Sea Shepherd said it is to end its 12-year battle to stop Japanese whalers in the Southern Ocean.
The organisation said it was no longer having an impact and the decision marks a major victory for the whaling industry.
Sea Shepherd founder Paul Watson said the group won’t be sending a ship to the Southern Ocean this year where it has traditionally disrupted whale boats.
He claimed the Sea Shepherd fleet could no longer get close enough to disrupt the activities of the whalers because they were being monitored by satellite.
He believes the Japanese authorities are feeding tracking information to whalers to enable them to stay one step ahead of Sea Shepherd boats and avoid contact.

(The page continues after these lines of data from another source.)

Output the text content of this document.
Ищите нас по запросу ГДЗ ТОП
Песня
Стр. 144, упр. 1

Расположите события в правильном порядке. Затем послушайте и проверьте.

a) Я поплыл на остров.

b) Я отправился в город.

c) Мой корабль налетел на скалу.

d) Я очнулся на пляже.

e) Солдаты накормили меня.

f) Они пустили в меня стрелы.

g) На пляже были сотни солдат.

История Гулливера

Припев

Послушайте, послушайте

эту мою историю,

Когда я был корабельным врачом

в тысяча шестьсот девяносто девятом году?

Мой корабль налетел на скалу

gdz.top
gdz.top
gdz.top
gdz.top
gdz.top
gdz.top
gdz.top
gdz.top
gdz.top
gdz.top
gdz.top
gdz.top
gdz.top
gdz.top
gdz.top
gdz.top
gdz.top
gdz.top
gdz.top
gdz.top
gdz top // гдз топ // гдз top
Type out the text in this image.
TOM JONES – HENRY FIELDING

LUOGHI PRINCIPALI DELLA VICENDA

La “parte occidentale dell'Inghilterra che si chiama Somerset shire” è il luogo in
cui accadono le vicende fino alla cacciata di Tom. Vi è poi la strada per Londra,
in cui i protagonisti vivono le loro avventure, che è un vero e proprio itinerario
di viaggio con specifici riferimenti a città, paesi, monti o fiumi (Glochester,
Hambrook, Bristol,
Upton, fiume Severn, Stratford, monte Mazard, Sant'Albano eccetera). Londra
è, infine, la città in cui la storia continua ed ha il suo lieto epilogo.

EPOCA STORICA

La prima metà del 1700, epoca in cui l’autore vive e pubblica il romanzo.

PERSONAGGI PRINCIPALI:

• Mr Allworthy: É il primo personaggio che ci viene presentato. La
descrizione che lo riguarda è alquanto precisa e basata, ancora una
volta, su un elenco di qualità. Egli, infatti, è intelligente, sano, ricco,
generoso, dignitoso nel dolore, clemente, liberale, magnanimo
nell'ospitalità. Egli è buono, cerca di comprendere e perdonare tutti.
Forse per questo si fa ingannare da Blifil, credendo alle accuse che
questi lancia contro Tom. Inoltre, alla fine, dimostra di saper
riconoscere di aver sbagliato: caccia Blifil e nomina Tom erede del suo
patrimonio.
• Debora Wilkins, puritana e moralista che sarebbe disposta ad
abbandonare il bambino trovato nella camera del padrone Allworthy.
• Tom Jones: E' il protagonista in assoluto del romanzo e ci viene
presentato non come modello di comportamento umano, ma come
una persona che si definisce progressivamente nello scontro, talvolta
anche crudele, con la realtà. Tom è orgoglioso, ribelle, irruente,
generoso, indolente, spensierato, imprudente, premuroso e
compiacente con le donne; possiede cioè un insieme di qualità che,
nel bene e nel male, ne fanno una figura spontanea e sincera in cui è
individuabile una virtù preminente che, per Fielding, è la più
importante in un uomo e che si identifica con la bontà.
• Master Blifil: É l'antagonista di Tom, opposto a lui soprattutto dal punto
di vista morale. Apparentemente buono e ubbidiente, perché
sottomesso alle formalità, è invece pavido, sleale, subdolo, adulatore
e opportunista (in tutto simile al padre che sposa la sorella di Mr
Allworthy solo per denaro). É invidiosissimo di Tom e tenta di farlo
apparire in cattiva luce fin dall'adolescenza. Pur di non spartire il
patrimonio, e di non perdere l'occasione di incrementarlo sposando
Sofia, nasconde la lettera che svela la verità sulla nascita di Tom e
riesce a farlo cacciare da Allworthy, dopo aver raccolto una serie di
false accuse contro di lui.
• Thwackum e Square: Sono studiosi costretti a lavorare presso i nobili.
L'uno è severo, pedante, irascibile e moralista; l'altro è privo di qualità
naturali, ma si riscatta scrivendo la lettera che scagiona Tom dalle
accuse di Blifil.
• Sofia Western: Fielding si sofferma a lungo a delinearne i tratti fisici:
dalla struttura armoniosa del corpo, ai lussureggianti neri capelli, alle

Since 2005 the group has repeatedly disrupted the activities of Japan’s whaling fleet with footage of clashes on the high seas making headline news.
Mr Watson said: “What we discovered is that Japan is now employing military surveillance to watch Sea Shepherd ship movements in real time by satellite and if they know where our ships are at any given moment, they can easily avoid us.
“This year Japan escalated their resistance with the passing of new anti-terrorism laws, some of which are specifically designed to condemn Sea Shepherd tactics.
“For the first time ever, they have stated they may send their military to defend their illegal whaling activities.”
He pledged that the organisation would not abandon the Southern Ocean altogether despite the setback and would continue to campaign against whaling in the area.